Herr, du schenkst uns die umwerfende Erfahrung der Glaubensklarheit.

In solchen besonderen Höhepunkten läßt du uns die wahren Verhältnisse der Wirklichkeit erkennen.
Du wirst groß - und alles Kleine wird klein.

Eine gewaltige Erfahrung des Glaubens ist das, der Augenblick der Verklärung.
Aber er ist nicht von Bestand.
Wir können auf dem Berg der Verklärung keine Hütten bauen.
Wir müssen wieder hinab auf die Wege des Alltags.
Wir müssen die Begeisterung wieder ablegen, die uns mitgerissen hat.
Wir müssen die Faszination des Augenblicks immer wieder hinter uns lassen,
solange wir hinieden unterwegs sind.
Es bleibt uns nicht erspart, wieder in den Nebel des Gewöhnlichen hinabzutauchen,
in Leid und Zweifel, in Angst und Schwierigkeiten.
Und es bleibt uns nichts - nichts außer deinem Wort.

Schenk uns, daß wir das Wesentliche nicht vergessen:
Schreibs in unsere Herzen, daß Jesus, dein Sohn, unser Bruder,
auch hinabgestiegen ist. Er ist den Dunkelheiten und dem Leiden nicht ausgewichen.
Er hat sie mit uns geteilt, er hat sie auf sich genommen
bis hin zur letzten Einsamkeit und bis zum Tod am Kreuz.
Komm uns zu Hilfe, himmlischer Vater, daß wir unsererseits nicht fliehen müssen
vor dem, was uns angst macht.

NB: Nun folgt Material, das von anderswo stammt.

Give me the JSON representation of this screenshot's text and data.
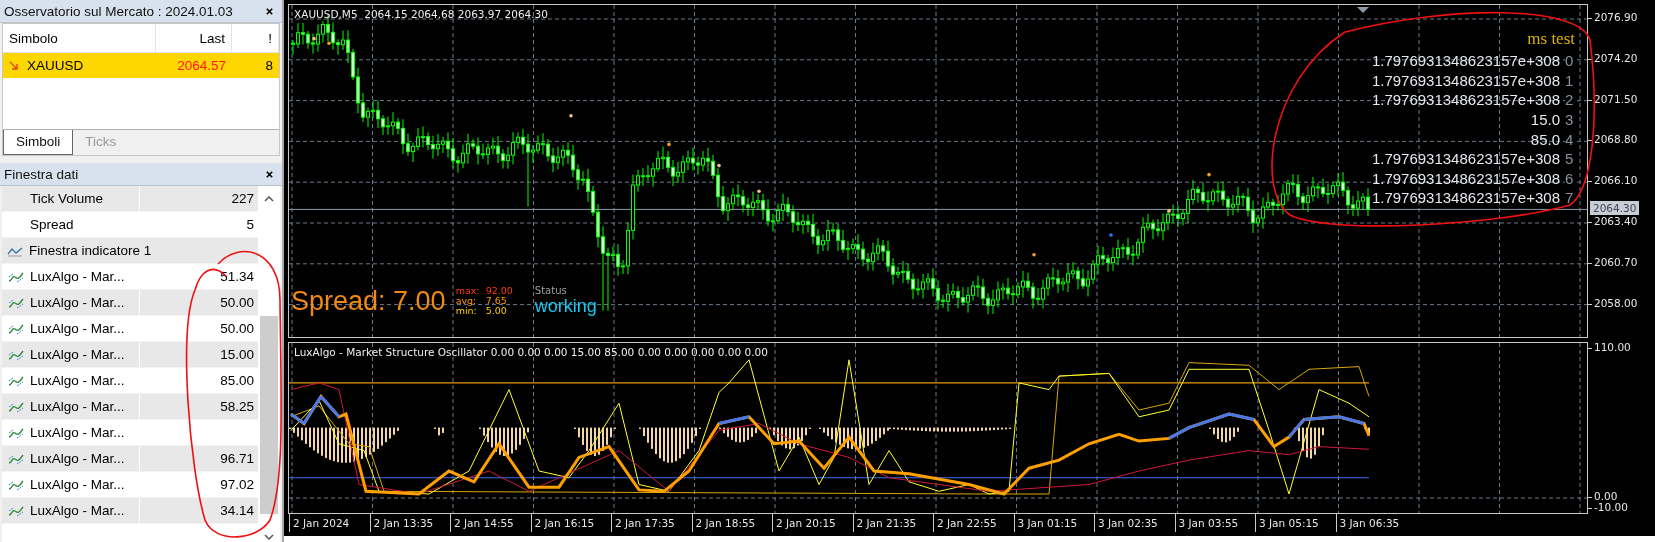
{
  "market_watch": {
    "title": "Osservatorio sul Mercato : 2024.01.03",
    "columns": [
      "Simbolo",
      "Last",
      "!"
    ],
    "rows": [
      {
        "symbol": "XAUUSD",
        "last": "2064.57",
        "count": "8",
        "selected": true
      }
    ],
    "tabs": [
      {
        "label": "Simboli",
        "selected": true
      },
      {
        "label": "Ticks",
        "selected": false
      }
    ]
  },
  "data_window": {
    "title": "Finestra dati",
    "rows": [
      {
        "kind": "field",
        "label": "Tick Volume",
        "value": "227"
      },
      {
        "kind": "field",
        "label": "Spread",
        "value": "5"
      },
      {
        "kind": "section",
        "label": "Finestra indicatore 1"
      },
      {
        "kind": "indicator",
        "label": "LuxAlgo - Mar...",
        "value": "51.34"
      },
      {
        "kind": "indicator",
        "label": "LuxAlgo - Mar...",
        "value": "50.00"
      },
      {
        "kind": "indicator",
        "label": "LuxAlgo - Mar...",
        "value": "50.00"
      },
      {
        "kind": "indicator",
        "label": "LuxAlgo - Mar...",
        "value": "15.00"
      },
      {
        "kind": "indicator",
        "label": "LuxAlgo - Mar...",
        "value": "85.00"
      },
      {
        "kind": "indicator",
        "label": "LuxAlgo - Mar...",
        "value": "58.25"
      },
      {
        "kind": "indicator",
        "label": "LuxAlgo - Mar..."
      },
      {
        "kind": "indicator",
        "label": "LuxAlgo - Mar...",
        "value": "96.71"
      },
      {
        "kind": "indicator",
        "label": "LuxAlgo - Mar...",
        "value": "97.02"
      },
      {
        "kind": "indicator",
        "label": "LuxAlgo - Mar...",
        "value": "34.14"
      }
    ]
  },
  "chart": {
    "title": "XAUUSD,M5  2064.15 2064.68 2063.97 2064.30",
    "price_axis": [
      "2076.90",
      "2074.20",
      "2071.50",
      "2068.80",
      "2066.10",
      "2063.40",
      "2060.70",
      "2058.00"
    ],
    "current_price": "2064.30",
    "overlay": {
      "title": "ms test",
      "rows": [
        {
          "value": "1.7976931348623157e+308",
          "index": "0"
        },
        {
          "value": "1.7976931348623157e+308",
          "index": "1"
        },
        {
          "value": "1.7976931348623157e+308",
          "index": "2"
        },
        {
          "value": "15.0",
          "index": "3"
        },
        {
          "value": "85.0",
          "index": "4"
        },
        {
          "value": "1.7976931348623157e+308",
          "index": "5"
        },
        {
          "value": "1.7976931348623157e+308",
          "index": "6"
        },
        {
          "value": "1.7976931348623157e+308",
          "index": "7"
        }
      ]
    },
    "spread": {
      "label": "Spread: 7.00",
      "stats": [
        {
          "kind": "max",
          "label": "max:",
          "value": "92.00"
        },
        {
          "kind": "avg",
          "label": "avg:",
          "value": "7.65"
        },
        {
          "kind": "min",
          "label": "min:",
          "value": "5.00"
        }
      ],
      "status_label": "Status",
      "status": "working"
    }
  },
  "oscillator": {
    "title": "LuxAlgo - Market Structure Oscillator 0.00 0.00 0.00 15.00 85.00 0.00 0.00 0.00 0.00 0.00",
    "axis": [
      "110.00",
      "0.00",
      "-10.00"
    ]
  },
  "time_axis": [
    "2 Jan 2024",
    "2 Jan 13:35",
    "2 Jan 14:55",
    "2 Jan 16:15",
    "2 Jan 17:35",
    "2 Jan 18:55",
    "2 Jan 20:15",
    "2 Jan 21:35",
    "2 Jan 22:55",
    "3 Jan 01:15",
    "3 Jan 02:35",
    "3 Jan 03:55",
    "3 Jan 05:15",
    "3 Jan 06:35"
  ]
}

Laß uns standhalten dem Leid, dem wir begegnen,
mach uns fähig zum Mit-Leiden, fähig, mitzutragen, was andere zu tragen haben.

Wir denken an die Kranken und an die, deren Weg zu Ende geht.
Wir denken an alle, die sich nicht wehren können.
Aber wir denken auch an alle, die Verantwortung tragen,
die zu entscheiden, zu regieren haben, denen der Friede in der Welt anvertraut ist.
Schenke allen, die Macht haben, deinen Geist der Klarheit und ein weites Herz,
das für die Menschen und die Welt offen ist.

Laß es geschehen, Herr, daß überall, wo uns die Last des Alltags auf der Seele liegt,
auch die Klarheit und die Kraft deiner Gegenwart spürbar wird,
daß das Licht deines Wortes und das Feuer deines Geistes gegenwärtig sind
und die Gnade Deiner Vergebung.
Laß uns dein Wort miteinander teilen, denn in deinem Wort
bis du mitten unter uns - alle Tage, bis an der Welt Ende. Amen.